Uno studio condotto da Deutsche Bank, ha analizzato la reazione delle Borse globali in occasione di tutti i conflitti bellici dal 1938 ad oggi. I risultati sono molto interessanti. Dopo l’attacco giapponese a Pearl Harbour nel 1941, le borse americane precipitarono vertiginosamente salvo poi tornare sopra al punto di partenza in soli 12 mesi. L’invasione statunitense del Vietnam portò pesanti ripercussioni sui principali listini a stelle e strisce, i quali però guadagnarono in media oltre il 20% nei quasi 10 anni di conflitto a cavallo tra gli Anni Sessanta e Settanta. Nel giorno dell’attacco al Kuwait (il 2 agosto 1990), l’indice S&P 500 lasciò sul terreno una maxi perdita del 24,1%. Sette mesi dopo, questa perdita era già completamente recuperata. Addirittura ci volle meno di un mese allo stesso indice per compensare il -13% registrato in occasione dell’attacco alle Torri Gemelle.  

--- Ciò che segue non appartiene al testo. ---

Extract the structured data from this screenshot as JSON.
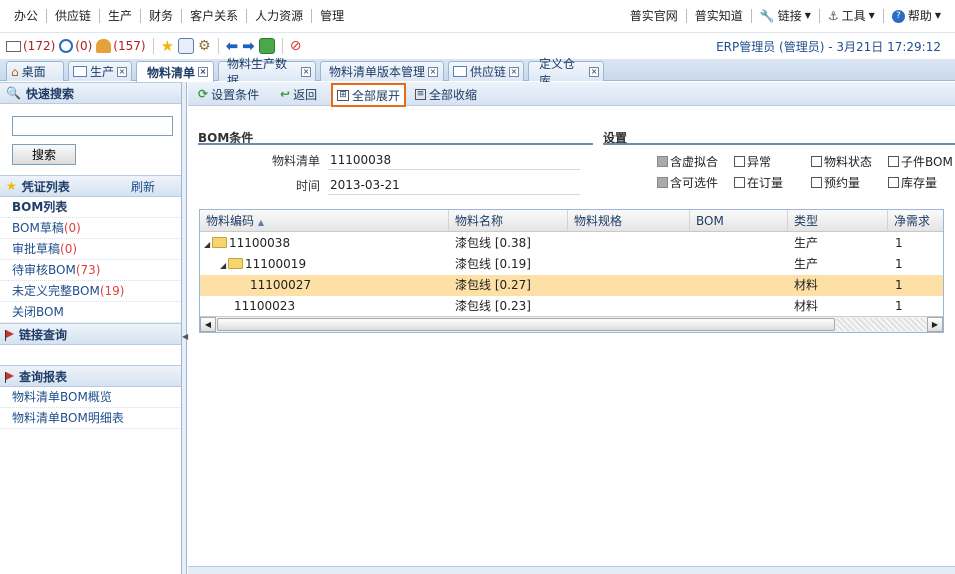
{
  "menu": {
    "left": [
      "办公",
      "供应链",
      "生产",
      "财务",
      "客户关系",
      "人力资源",
      "管理"
    ],
    "right": [
      "普实官网",
      "普实知道",
      "链接",
      "工具",
      "帮助"
    ]
  },
  "toolbar": {
    "mail_count": "(172)",
    "alarm_count": "(0)",
    "users_count": "(157)",
    "user_line": "ERP管理员 (管理员) - 3月21日 17:29:12"
  },
  "tabs": [
    "桌面",
    "生产",
    "物料清单",
    "物料生产数据",
    "物料清单版本管理",
    "供应链",
    "定义仓库"
  ],
  "sidebar": {
    "quick_search": "快速搜索",
    "search_value": "",
    "search_button": "搜索",
    "voucher_list": "凭证列表",
    "refresh": "刷新",
    "items": [
      {
        "label": "BOM列表",
        "count": ""
      },
      {
        "label": "BOM草稿",
        "count": "(0)"
      },
      {
        "label": "审批草稿",
        "count": "(0)"
      },
      {
        "label": "待审核BOM",
        "count": "(73)"
      },
      {
        "label": "未定义完整BOM",
        "count": "(19)"
      },
      {
        "label": "关闭BOM",
        "count": ""
      }
    ],
    "link_query": "链接查询",
    "report_query": "查询报表",
    "reports": [
      "物料清单BOM概览",
      "物料清单BOM明细表"
    ]
  },
  "content": {
    "buttons": [
      "设置条件",
      "返回",
      "全部展开",
      "全部收缩"
    ],
    "bom_section": "BOM条件",
    "settings_section": "设置",
    "bom_label": "物料清单",
    "bom_value": "11100038",
    "time_label": "时间",
    "time_value": "2013-03-21",
    "checks": [
      "含虚拟合",
      "异常",
      "物料状态",
      "子件BOM",
      "含可选件",
      "在订量",
      "预约量",
      "库存量"
    ]
  },
  "grid": {
    "columns": [
      "物料编码",
      "物料名称",
      "物料规格",
      "BOM",
      "类型",
      "净需求"
    ],
    "rows": [
      {
        "code": "11100038",
        "name": "漆包线 [0.38]",
        "spec": "",
        "bom": "",
        "type": "生产",
        "need": "1"
      },
      {
        "code": "11100019",
        "name": "漆包线 [0.19]",
        "spec": "",
        "bom": "",
        "type": "生产",
        "need": "1"
      },
      {
        "code": "11100027",
        "name": "漆包线 [0.27]",
        "spec": "",
        "bom": "",
        "type": "材料",
        "need": "1"
      },
      {
        "code": "11100023",
        "name": "漆包线 [0.23]",
        "spec": "",
        "bom": "",
        "type": "材料",
        "need": "1"
      }
    ]
  },
  "colors": {
    "highlight_row": "#fde0a6",
    "highlight_button": "#e46b1c"
  }
}
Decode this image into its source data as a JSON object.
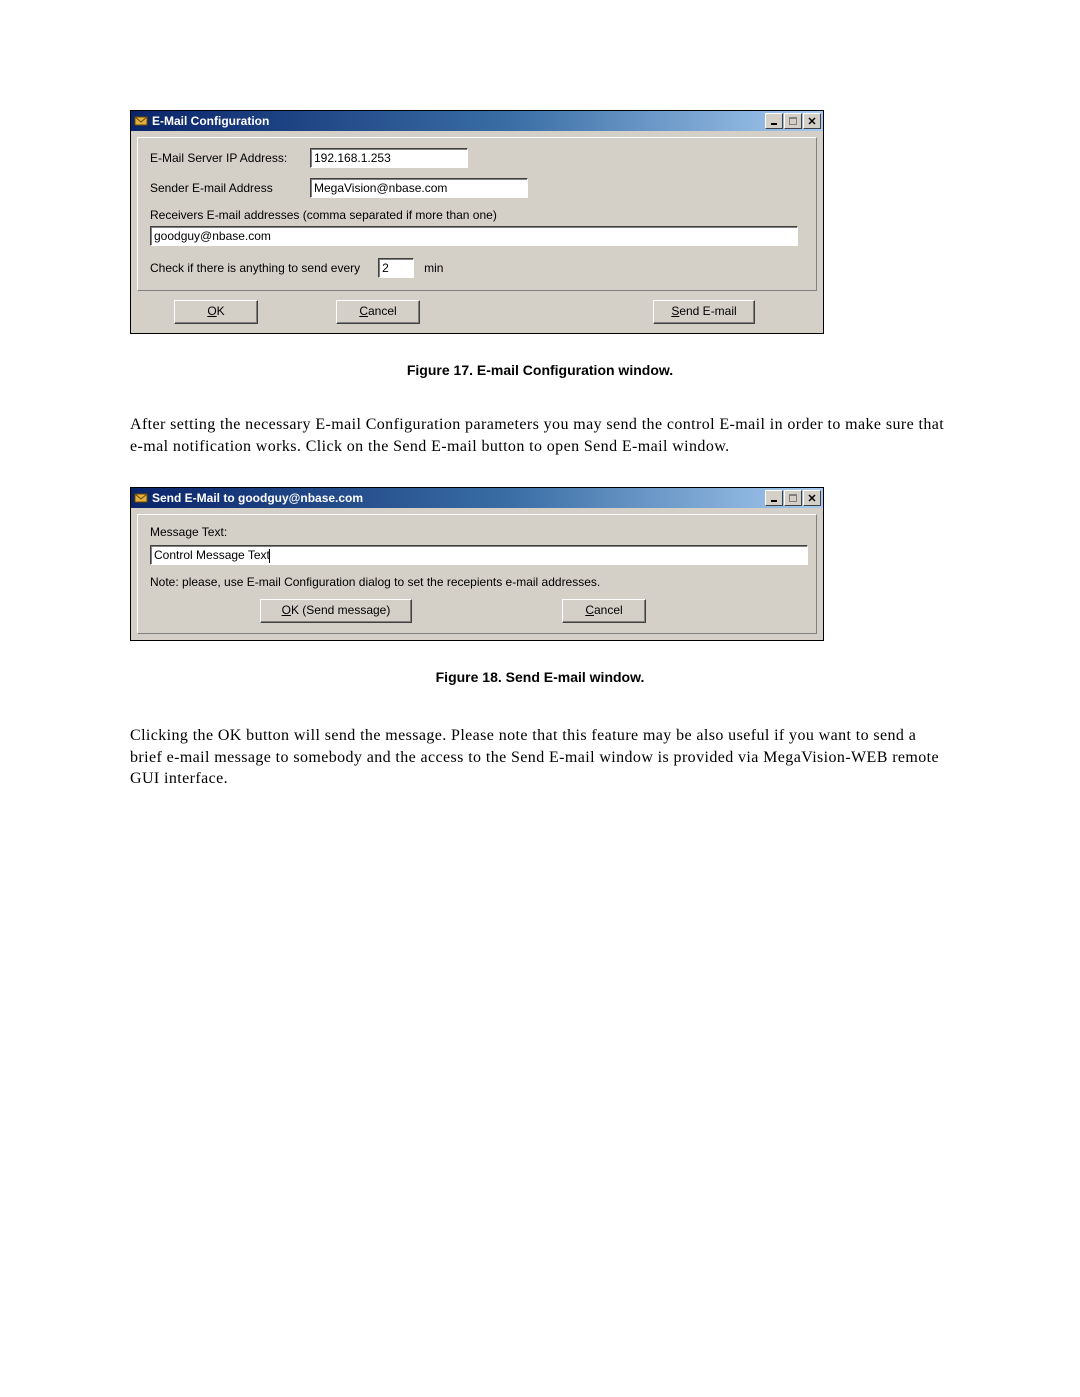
{
  "fig17": {
    "window_title": "E-Mail Configuration",
    "server_label": "E-Mail Server IP Address:",
    "server_value": "192.168.1.253",
    "sender_label": "Sender E-mail Address",
    "sender_value": "MegaVision@nbase.com",
    "receivers_label": "Receivers E-mail addresses (comma separated if more than one)",
    "receivers_value": "goodguy@nbase.com",
    "check_label_pre": "Check if there is anything to send every",
    "check_value": "2",
    "check_label_post": "min",
    "btn_ok": "OK",
    "btn_cancel": "Cancel",
    "btn_send": "Send E-mail",
    "caption": "Figure 17. E-mail Configuration window."
  },
  "para1": "After setting the necessary E-mail Configuration parameters you may send the control E-mail in order to make sure that e-mal notification works. Click on the Send E-mail button to open Send E-mail window.",
  "fig18": {
    "window_title": "Send E-Mail to goodguy@nbase.com",
    "msg_label": "Message Text:",
    "msg_value": "Control Message Text",
    "note": "Note: please, use E-mail Configuration dialog to set the recepients e-mail addresses.",
    "btn_ok": "OK (Send message)",
    "btn_cancel": "Cancel",
    "caption": "Figure 18. Send E-mail window."
  },
  "para2": "Clicking the OK button will send the message. Please note that this feature may be also useful if you want to send a brief e-mail message to somebody and the access to the Send E-mail window is provided via MegaVision-WEB remote GUI interface."
}
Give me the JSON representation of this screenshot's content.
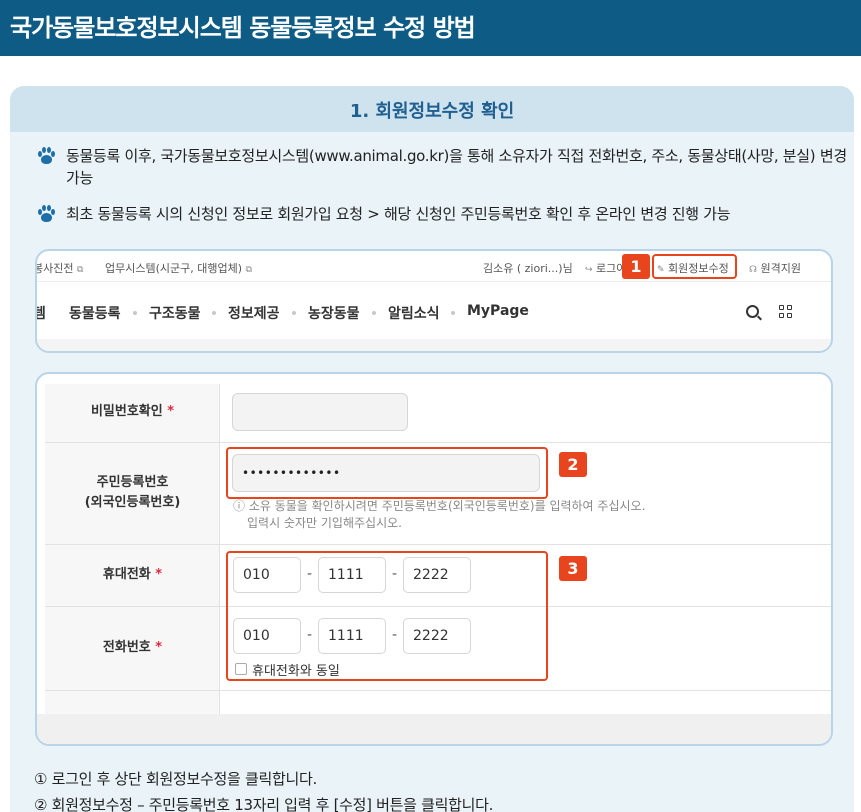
{
  "header": {
    "title": "국가동물보호정보시스템 동물등록정보 수정 방법"
  },
  "section": {
    "title": "1. 회원정보수정 확인",
    "bullets": [
      "동물등록 이후, 국가동물보호정보시스템(www.animal.go.kr)을 통해 소유자가 직접 전화번호, 주소, 동물상태(사망, 분실) 변경 가능",
      "최초 동물등록 시의 신청인 정보로 회원가입 요청 > 해당 신청인 주민등록번호 확인 후 온라인 변경 진행 가능"
    ],
    "bullet_icon": "paw-icon",
    "accent_color": "#1e6ea8"
  },
  "screenshot1": {
    "topbar": {
      "link1": "봉사진전",
      "link2": "업무시스템(시군구, 대행업체)",
      "user": "김소유 ( ziori...)님",
      "login": "로그아웃",
      "edit": "회원정보수정",
      "remote": "원격지원"
    },
    "nav": {
      "partial": "템",
      "items": [
        "동물등록",
        "구조동물",
        "정보제공",
        "농장동물",
        "알림소식",
        "MyPage"
      ]
    },
    "callout": "1"
  },
  "screenshot2": {
    "rows": {
      "password_confirm": {
        "label": "비밀번호확인",
        "required": "*"
      },
      "resident_no": {
        "label1": "주민등록번호",
        "label2": "(외국인등록번호)",
        "value": "•••••••••••••",
        "help1": "ⓘ 소유 동물을 확인하시려면 주민등록번호(외국인등록번호)를 입력하여 주십시오.",
        "help2": "입력시 숫자만 기입해주십시오."
      },
      "mobile": {
        "label": "휴대전화",
        "required": "*",
        "p1": "010",
        "p2": "1111",
        "p3": "2222"
      },
      "phone": {
        "label": "전화번호",
        "required": "*",
        "p1": "010",
        "p2": "1111",
        "p3": "2222",
        "same_label": "휴대전화와 동일"
      }
    },
    "dash": "-",
    "callout2": "2",
    "callout3": "3",
    "callout_color": "#e8451e"
  },
  "steps": [
    "① 로그인 후 상단 회원정보수정을 클릭합니다.",
    "② 회원정보수정 – 주민등록번호 13자리 입력 후 [수정] 버튼을 클릭합니다."
  ]
}
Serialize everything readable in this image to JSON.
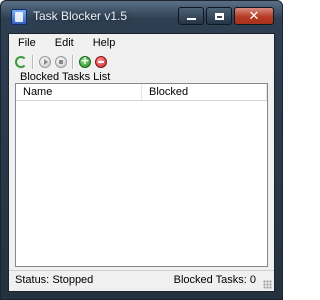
{
  "window": {
    "title": "Task Blocker v1.5",
    "minimize_glyph": "",
    "maximize_glyph": "",
    "close_glyph": "✕"
  },
  "menu": {
    "items": [
      "File",
      "Edit",
      "Help"
    ]
  },
  "toolbar": {
    "buttons": [
      "refresh-icon",
      "play-icon",
      "stop-icon",
      "add-icon",
      "remove-icon"
    ]
  },
  "list": {
    "label": "Blocked Tasks List",
    "columns": [
      "Name",
      "Blocked"
    ],
    "rows": []
  },
  "status": {
    "state_label": "Status:",
    "state_value": "Stopped",
    "count_label": "Blocked Tasks:",
    "count_value": "0"
  },
  "colors": {
    "close_button": "#b63b24",
    "add_icon": "#1e8a1e",
    "remove_icon": "#c41e1e",
    "refresh_icon": "#3a9a3a"
  }
}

Pur non rappresentando una garanzia assoluta, questi dati si propongono come un valido elemento di razionalità da mettere sul tavolo nel dialogo con i risparmiatori. Vendere nelle fasi di eccessiva emotività è sempre sbagliato soprattutto per chi, come i clienti delle reti di consulenti finanziari, è arrivato a questa fase storica con portafogli di investimento in linea con il proprio profilo di rischio.

La strada maestra: la consulenza finanziaria

Ci sono ambiti in cui si percepisce l’urgenza e il bisogno di affidarsi ad esperti, come ad esempio la sfera famigliare, medica e lavorativa; si è disposti davvero a tutto pur di essere in mani capaci. Sono convinto che anche nel mondo degli investimenti dovremmo avere la stessa tensione ed esigenza.

La crescente complessità richiede protezione, competenza e vicinanza e il ruolo del consulente finanziario è proprio quello di guida, credibile e affidabile, nel condurre con cura. La capacità di gestire le emozioni con professionalità, si mostra decisiva nel rapporto di fiducia con il Cliente.

Avere al proprio fianco un professionista nella gestione e pianificazione patrimoniale è quindi imprescindibile se si vogliono trovare risposte alle proprie domande, perplessità e apprensioni. E’ una professione complessa, in quanto l’imprevedibilità dei mercati ed i risultati negativi anche su brevi periodi sono immediatamente visibili, mentre in altri settori gli esiti sono spesso meno diretti o evidenti.

La consulenza è la strada maestra da seguire per chi ha veramente a cuore il percorso di realizzazione dei propri progetti di vita e navigare l’incertezza con esperienza e professionalità permette spesso di raggiungere anche le mete più difficili.